Harvey Weinstein Didn’t Commit Sex Trafficking if He Didn’t Pay, Court Papers Say

Scandal-plagued producer was sued by Kadian Noble in November

The legal team for embattled film producer Harvey Weinstein has fired back at a lawsuit filed against him, contending that he didn’t engage in sex trafficking, in part because the plaintiff didn’t say that Weinstein paid for the alleged sexual encounter.

Kadian Noble filed her lawsuit alleging sex trafficking in November, contending that Weinstein enticed her with the promise of a film role. Noble alleges that, in February 2014, Weinstein asked Noble to come to his hotel room in Cannes, where Weinstein began massaging her, then groped her breasts while she exclaimed “No, Harvey, no!”

According to the suit, Weinstein went on to rub Noble’s breast and buttocks, pull her shirt down and ultimately forced her to masturbate him.

However, in court papers filed Tuesday, Weinstein’s legal team accuses Noble of asking the court “to impose a tortured interpretation of an otherwise clear law addressing human slavery, so that she may seek redress in the United States for Harvey Weinstein allegedly sexually assaulting her in Cannes, France in February 2014.”

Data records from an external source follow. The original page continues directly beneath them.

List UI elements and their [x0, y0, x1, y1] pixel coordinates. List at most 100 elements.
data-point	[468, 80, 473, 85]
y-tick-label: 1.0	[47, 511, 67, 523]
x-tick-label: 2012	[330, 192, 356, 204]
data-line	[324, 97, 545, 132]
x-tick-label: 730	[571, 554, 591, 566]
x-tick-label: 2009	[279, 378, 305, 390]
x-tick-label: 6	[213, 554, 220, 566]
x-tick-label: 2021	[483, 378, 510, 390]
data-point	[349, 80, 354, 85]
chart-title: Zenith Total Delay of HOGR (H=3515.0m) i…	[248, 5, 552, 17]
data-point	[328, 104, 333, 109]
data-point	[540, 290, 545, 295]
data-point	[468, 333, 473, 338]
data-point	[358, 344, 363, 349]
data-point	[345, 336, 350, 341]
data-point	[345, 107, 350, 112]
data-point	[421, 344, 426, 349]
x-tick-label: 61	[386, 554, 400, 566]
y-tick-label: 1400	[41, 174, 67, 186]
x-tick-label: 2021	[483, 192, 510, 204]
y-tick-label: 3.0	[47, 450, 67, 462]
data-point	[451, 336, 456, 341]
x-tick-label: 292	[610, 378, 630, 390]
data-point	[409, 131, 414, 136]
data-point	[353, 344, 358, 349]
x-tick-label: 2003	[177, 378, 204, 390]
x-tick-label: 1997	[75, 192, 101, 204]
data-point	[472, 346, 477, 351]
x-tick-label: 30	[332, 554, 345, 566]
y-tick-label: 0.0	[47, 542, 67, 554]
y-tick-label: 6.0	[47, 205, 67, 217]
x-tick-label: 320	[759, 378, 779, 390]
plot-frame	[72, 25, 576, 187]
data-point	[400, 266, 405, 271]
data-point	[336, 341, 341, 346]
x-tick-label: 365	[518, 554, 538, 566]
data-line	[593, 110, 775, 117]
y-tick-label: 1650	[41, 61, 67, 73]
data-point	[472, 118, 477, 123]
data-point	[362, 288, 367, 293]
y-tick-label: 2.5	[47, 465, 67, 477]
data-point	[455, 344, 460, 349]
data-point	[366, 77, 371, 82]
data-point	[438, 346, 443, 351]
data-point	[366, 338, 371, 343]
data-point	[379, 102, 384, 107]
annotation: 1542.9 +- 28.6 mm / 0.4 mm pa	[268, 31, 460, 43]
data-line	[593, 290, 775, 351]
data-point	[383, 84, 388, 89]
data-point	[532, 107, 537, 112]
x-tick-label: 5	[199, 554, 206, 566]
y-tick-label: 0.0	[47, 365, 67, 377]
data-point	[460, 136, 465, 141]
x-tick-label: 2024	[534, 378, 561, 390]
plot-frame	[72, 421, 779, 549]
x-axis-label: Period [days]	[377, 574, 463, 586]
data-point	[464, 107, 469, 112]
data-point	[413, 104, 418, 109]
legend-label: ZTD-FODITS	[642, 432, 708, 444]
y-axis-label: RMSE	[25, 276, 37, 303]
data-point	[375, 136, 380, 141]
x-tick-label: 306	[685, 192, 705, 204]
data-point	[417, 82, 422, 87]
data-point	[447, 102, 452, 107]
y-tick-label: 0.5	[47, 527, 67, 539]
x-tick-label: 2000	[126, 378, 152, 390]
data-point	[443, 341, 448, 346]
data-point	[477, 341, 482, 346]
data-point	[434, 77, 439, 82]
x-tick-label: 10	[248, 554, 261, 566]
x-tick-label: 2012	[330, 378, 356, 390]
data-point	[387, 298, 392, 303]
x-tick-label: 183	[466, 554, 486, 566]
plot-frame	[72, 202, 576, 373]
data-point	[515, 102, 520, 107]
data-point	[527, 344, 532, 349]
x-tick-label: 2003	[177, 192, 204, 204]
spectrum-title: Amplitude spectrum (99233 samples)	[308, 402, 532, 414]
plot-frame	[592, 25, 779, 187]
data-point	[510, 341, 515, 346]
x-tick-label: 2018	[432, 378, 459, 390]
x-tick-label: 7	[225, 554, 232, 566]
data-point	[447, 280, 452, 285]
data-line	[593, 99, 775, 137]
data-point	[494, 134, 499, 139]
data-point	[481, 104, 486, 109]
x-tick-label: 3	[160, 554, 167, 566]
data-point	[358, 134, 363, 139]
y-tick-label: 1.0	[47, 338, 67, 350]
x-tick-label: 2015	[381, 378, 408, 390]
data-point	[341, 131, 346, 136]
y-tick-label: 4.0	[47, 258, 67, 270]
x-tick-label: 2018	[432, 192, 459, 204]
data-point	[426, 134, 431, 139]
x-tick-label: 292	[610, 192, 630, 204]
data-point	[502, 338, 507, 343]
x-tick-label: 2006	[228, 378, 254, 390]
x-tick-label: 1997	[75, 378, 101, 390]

The court papers continue, “What Plaintiff describes in her Complaint is not unlawful commercial and economic activity as proscribed by the sex trafficking statute she sues under, but purported unwanted sexual activity … While Plaintiff’s Complaint is replete with salacious details regarding alleged sexual activity between Plaintiff and Weinstein, it fails to allege that money or an item of value was exchanged for the purported sex act.”

The papers go on to ask the court to toss Noble’s case, noting, “WHEREFORE, for the reasons set forth above, Defendant Harvey Weinstein’s motion to dismiss Plaintiff’s Complaint as to him with prejudice … should be granted in all respects.”

Weinstein has been accused of sexual misconduct of numerous women. Weinstein has denied the accusations.

Pamela Chelin contributed to this report.